HI 398A History, Memory, and Me

Tillman Nechtman | 1 credit

Telescope for Time Capsule

In the middle of the current global pandemic, many are turning to history to find answers to questions that won't let us go. What have people done durnig past pandemics? What did life look like in previous quarantines?

History can serve as a sort of time capsule for us, offering us a glimpse at moments in the past that remind of our own lived moment in the here and now.

To help the incoming Skidmore class of 2024 capture this moment, faculty members in the Art Department have converted an olf telescope into a real time capsule. Members of the class of 2024 will be asked to gather items for the capsule as part of their FYE seminars. The capsule will then be sealed, and stored in Skidmore's Special Collections Room in Scribner Library.

This one-credit course will be the first of four that students can take, each for one credit and each in the Spring semester over the coming four years. Students will be allowed to take one, two, three, or four of the seminars – or any number in between. Because the seminar will be held in a virtual format in each offering, students will even be able to take the course while overseas for study abroad. The hope is that his first offering will capture the attention of graduating seniors as well as first-year students. First-years will profit from the perspective of the seniors, and seniors can expect to see memories from the beginning of their college career in their first-year colleagues.
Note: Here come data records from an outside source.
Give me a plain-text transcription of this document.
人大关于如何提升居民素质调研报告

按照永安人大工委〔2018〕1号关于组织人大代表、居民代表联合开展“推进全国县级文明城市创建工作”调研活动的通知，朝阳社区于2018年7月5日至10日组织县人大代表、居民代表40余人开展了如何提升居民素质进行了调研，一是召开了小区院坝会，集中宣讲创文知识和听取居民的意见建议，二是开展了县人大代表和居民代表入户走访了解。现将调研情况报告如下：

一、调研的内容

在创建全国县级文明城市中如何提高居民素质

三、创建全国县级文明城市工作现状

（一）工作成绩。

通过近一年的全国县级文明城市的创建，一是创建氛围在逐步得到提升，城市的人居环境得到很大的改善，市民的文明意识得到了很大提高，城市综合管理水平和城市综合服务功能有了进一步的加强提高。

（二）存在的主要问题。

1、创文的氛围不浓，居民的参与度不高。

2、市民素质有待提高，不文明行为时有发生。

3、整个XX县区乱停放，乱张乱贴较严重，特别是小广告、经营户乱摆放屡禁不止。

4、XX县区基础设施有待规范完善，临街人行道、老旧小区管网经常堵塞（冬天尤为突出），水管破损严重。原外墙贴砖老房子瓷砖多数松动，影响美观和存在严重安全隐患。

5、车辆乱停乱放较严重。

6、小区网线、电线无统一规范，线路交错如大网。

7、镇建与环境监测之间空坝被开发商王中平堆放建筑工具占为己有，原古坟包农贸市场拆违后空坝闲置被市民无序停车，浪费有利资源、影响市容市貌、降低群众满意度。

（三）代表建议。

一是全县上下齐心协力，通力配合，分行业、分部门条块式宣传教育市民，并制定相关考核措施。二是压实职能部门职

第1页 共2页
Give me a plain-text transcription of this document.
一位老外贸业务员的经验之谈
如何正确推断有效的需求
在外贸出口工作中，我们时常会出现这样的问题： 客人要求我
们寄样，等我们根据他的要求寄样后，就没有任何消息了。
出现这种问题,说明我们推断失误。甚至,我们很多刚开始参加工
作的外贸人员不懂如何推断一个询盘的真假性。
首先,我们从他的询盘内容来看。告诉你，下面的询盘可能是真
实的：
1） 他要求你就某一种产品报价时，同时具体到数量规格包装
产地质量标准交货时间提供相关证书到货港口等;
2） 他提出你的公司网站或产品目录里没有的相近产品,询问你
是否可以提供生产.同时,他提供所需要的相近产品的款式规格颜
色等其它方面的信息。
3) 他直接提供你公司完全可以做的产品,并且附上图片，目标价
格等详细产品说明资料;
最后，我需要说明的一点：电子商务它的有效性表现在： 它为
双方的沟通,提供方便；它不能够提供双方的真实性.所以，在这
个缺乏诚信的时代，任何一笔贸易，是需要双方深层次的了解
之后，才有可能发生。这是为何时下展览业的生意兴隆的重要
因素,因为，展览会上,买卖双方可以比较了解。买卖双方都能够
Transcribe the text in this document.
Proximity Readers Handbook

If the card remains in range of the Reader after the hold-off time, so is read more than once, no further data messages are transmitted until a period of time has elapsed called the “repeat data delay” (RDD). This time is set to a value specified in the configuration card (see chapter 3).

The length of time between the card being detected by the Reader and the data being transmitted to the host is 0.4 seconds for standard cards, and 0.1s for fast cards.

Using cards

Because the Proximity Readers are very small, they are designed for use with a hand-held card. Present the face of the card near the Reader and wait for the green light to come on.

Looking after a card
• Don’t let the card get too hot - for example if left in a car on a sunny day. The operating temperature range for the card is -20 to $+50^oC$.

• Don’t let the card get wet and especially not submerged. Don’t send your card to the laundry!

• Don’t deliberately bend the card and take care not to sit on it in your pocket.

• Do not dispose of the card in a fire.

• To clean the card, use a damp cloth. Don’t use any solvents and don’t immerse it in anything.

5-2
Each year in the seminar, students will be asked to read a small selection of books that focus on questions of history, memory, and time. During each version of the seminar, students will circle back around to this year, to this deeply unusual moment, and to the time capsule that the class of 2024 has created, and, by taking a longitudinal perspective on this time, we will begin to think about how it will be remembered. when it too has become mere history.

It should be noted that, in the Spring of 2024, the graduating seniors who take the class will be the same students. who created the time capsule during this Fall semester. As such, they will be responsible for helping to unpack the memories they stores and for turning those memories into an exhibition in their final year here at Skidmore. For a cohort of students who were not able to celebrate the start of their college career in a normal way, the hope is that this exhibition will become an additional marker for themas they leave Skidmore, a way to round out their journey before they depart.